I need some income. I’m not kidding. The writing thing has not turned into the major score I had hoped, and I’m pretty sure there won’t be anything for me in Michael Jackson’s will — not since that day I saw him hitchhiking with his dog outside Winnemucca and slowed down like I was going to stop, then took off laughing just before he reached the pickup. In hindsight, that may not have been my smartest move.
I did have some money put away, but I’m starting to think it might not be enough. I mean it wasn’t enough before the economy tanked, so I’m not kidding myself. Maybe I shouldn’t have taken all my blackmail dough and invested it with this friend of a friend, this cat named Benji or Bernie or whatever. That was in November. I’ve been trying to call him to see where I stand, but nobody’s answering the phone. He makes me show up there in person, he’s going to be sorry.
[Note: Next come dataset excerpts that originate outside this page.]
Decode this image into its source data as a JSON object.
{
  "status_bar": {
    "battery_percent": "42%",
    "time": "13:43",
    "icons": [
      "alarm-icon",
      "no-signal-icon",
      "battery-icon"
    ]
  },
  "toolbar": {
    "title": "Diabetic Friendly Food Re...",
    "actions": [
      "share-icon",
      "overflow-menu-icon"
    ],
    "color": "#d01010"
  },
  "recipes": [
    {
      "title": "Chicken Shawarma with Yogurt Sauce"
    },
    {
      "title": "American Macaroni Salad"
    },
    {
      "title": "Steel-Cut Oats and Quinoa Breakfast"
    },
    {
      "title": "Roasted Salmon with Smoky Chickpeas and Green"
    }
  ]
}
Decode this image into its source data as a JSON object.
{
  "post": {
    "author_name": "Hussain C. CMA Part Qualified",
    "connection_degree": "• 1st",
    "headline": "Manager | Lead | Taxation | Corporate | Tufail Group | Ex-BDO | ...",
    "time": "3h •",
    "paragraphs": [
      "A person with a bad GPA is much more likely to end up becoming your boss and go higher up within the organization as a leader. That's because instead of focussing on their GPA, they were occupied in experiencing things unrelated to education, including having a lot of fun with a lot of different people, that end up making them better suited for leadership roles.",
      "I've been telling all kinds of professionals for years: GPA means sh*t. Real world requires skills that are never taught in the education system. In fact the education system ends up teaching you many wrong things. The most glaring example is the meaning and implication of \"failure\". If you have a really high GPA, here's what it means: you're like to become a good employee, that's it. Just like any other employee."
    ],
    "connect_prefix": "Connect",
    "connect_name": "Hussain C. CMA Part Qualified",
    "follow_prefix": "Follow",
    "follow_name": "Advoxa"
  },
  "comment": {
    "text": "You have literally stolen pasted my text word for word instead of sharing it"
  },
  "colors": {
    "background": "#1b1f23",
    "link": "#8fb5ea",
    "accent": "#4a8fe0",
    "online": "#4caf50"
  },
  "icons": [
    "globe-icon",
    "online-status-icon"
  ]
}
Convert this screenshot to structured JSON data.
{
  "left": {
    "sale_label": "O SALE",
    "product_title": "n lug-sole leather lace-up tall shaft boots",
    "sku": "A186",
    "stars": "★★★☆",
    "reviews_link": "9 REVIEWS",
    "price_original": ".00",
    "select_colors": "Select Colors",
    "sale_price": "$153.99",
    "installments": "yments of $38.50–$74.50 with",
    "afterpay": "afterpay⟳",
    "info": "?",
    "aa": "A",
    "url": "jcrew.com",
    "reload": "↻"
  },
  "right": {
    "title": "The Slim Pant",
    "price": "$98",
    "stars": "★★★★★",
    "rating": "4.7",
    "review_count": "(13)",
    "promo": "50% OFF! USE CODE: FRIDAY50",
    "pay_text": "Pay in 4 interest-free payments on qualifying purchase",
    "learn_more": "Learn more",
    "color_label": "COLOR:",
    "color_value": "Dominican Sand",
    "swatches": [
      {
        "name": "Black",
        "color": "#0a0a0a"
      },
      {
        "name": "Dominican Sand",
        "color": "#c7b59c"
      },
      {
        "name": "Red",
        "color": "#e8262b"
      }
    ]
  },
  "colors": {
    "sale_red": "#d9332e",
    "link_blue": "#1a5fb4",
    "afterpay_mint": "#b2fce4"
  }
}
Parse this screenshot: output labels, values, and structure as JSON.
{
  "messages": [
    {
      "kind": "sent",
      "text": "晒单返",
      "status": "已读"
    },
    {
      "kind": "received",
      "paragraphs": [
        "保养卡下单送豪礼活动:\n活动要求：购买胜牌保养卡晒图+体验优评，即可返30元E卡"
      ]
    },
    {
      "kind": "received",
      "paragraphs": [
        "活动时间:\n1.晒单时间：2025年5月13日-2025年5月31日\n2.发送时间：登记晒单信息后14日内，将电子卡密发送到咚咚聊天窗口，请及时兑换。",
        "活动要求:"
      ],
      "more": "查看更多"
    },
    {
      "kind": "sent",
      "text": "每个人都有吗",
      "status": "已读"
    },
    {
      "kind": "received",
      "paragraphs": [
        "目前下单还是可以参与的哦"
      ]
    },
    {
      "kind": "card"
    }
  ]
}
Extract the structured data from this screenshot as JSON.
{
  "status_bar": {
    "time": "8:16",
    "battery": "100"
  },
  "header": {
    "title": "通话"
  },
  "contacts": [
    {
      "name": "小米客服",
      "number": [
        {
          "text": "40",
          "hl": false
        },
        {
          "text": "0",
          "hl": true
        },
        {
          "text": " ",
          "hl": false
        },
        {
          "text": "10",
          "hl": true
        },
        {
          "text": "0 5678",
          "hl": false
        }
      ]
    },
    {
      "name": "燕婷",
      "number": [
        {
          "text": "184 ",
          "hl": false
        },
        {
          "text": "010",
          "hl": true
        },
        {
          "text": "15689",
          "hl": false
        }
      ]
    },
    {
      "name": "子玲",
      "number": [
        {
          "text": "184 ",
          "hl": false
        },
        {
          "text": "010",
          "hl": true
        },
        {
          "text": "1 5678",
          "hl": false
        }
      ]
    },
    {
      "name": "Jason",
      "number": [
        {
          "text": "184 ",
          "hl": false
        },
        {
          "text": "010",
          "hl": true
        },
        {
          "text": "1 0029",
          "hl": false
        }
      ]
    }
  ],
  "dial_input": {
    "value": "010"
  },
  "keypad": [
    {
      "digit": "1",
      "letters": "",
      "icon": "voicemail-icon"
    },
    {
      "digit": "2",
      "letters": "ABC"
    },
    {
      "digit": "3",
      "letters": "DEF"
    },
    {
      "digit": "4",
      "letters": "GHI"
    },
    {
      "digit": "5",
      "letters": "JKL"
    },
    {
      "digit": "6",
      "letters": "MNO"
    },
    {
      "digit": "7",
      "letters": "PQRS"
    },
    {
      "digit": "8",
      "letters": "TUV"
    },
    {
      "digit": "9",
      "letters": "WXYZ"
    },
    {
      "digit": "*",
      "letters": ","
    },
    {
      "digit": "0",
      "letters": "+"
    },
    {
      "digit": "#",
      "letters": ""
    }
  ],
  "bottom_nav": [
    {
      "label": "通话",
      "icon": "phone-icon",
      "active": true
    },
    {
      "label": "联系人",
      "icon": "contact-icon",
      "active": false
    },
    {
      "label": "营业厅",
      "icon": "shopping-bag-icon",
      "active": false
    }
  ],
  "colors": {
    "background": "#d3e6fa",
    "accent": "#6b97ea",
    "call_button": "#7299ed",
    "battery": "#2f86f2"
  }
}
Looks like all that cash and cocaine I funneled to the Norm Coleman campaign isn’t going to pay off either. My fallback position has been always been landing a cushy job as a Senate page, maybe sell a little blow on the side. I thought my generosity would help them look past the fact that I’m 58 years old. Who knew Stuart Smalley had the stones to stay in the race for eight months and eventually pull it out? Hey, those are the breaks. You win some and you lose some.
But I am going to need some work. Something doesn’t open up pretty soon, I’ll have to start calling in some IOUs. I have plenty of them, believe me. There’s that guy down in Honduras, I once took a bullet for him in a bar fight at this dive called Carmelita’s just outside Puerto Cortes. I hear he’s done pretty well for himself since, got elected president. Soon as I finish breakfast, I’ll give Manny Zelaya a jingle, remind him of old times.
Thanks for your more frequent posts.
Be assured that we can provide one square meal a day should you return to the Flathead this summer.
Dave Knadler says
You should be careful making offers like that. Next thing you know, some guy's living in your basement.
You sure that wasn't Johnny Cash you passed up on that dusty Winnemucca road? Ha. Wow.